A Lei Dodd-Frank prevê que o funcionário que denunciar sua empresa ao governo receberá até 30% da multa aplicada pelo governo à companhia, caso a denúncia culmine em uma condenação. “Com isso, o funcionário, em vez de denunciar o problema dentro da própria empresa, melhorando o funcionamento dela e a imagem dela perante a Justiça americana, vai preferir denunciar ao governo”, reclama Sampaio.

Já Isabel Franco diz que não há contradição, pois tanto a cartilha quanto a Lei Dodd-Frank passam uma só mensagem: o governo americano está acompanhando de perto as empresas, e intolerante com corrupção e fraudes. “Se correr o bicho pega, se ficar o bicho come”, diz ela.

Mercado da denúncia
A Dodd-Frank criou algo que já pode ser classificado como um “mercado de denúncia”, que é prejudicial para as empresas. O dinheiro oferecido aos denunciantes, chamados de “whistleblowers”, já é alvo de advogados, que se especializaram na área e agora estão fazendo fama e fortuna representando os delatores.

Listado pela publicação do National Law Journal como um dos 100 advogados mais influentes da América, John R. Phillips especializou seu escritório em representar os “dedos-duros”. Dono do domínio www.whistleblowers.com, o escritório dele — Phillips & Cohen LLP — diz, em seu site, que já recuperou mais de US$ 8,5 bilhões com casos de denúncias.

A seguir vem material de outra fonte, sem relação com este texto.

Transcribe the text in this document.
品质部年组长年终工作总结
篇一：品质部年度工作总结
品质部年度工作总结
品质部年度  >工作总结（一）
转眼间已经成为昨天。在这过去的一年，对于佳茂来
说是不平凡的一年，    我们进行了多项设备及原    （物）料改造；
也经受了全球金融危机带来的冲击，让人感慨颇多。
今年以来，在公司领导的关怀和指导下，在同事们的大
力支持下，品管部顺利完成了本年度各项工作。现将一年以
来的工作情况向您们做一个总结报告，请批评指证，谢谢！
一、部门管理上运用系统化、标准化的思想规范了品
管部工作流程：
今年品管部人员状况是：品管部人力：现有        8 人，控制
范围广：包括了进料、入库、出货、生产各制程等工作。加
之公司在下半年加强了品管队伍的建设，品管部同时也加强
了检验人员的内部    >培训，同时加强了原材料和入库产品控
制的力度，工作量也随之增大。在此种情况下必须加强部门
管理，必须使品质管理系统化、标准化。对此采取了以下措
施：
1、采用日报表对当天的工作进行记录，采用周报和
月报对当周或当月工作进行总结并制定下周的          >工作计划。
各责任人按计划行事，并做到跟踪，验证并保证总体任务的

“Denunciar uma fraude ou corrupção pode ser uma tarefa complicada e difícil”, diz o site do escritório Kline & Specter, de advogados de “whistblowers”. O escritório deixa claro que não cobra nenhuma quantia em adiantado, pegando os casos “de graça”. “O escritório recebe um percentual da recompensa e despesas se — e somente se — o processo for vitoriosos”, diz o site, cujo endereço é www.attorneysforwhistleblowers.com. Caso contrário, nada será devido.

A recompensa mais alta paga até hoje foi de US$ 104 bilhões, entregue ao banqueiro Bradley Birkenfeld, 47, que passou dois anos e meio na cadeia, por ajudar clientes em um esquema de evasão de dólares para a Suíça. Ele foi pago por revelar segredos do sistema bancário suíço e entregar os clientes do UBS (instituição financeira que opera na Suíça e nos EUA) que sonegaram imposto de renda com sua ajuda.

A banca que representou Birkenfeld foi a Kohn, Kohn & Colapinto, que traz a notícia da vitória de Birkenfeld como cartão de visitas em seu site. O escritório apresenta seus clientes como “heróis”, “que fizeram dos Estados Unidos um lugar melhor e mais seguro”.

*Texto alterado às 12h do dia 11 de dezembro de 2012 para acréscimo de informações.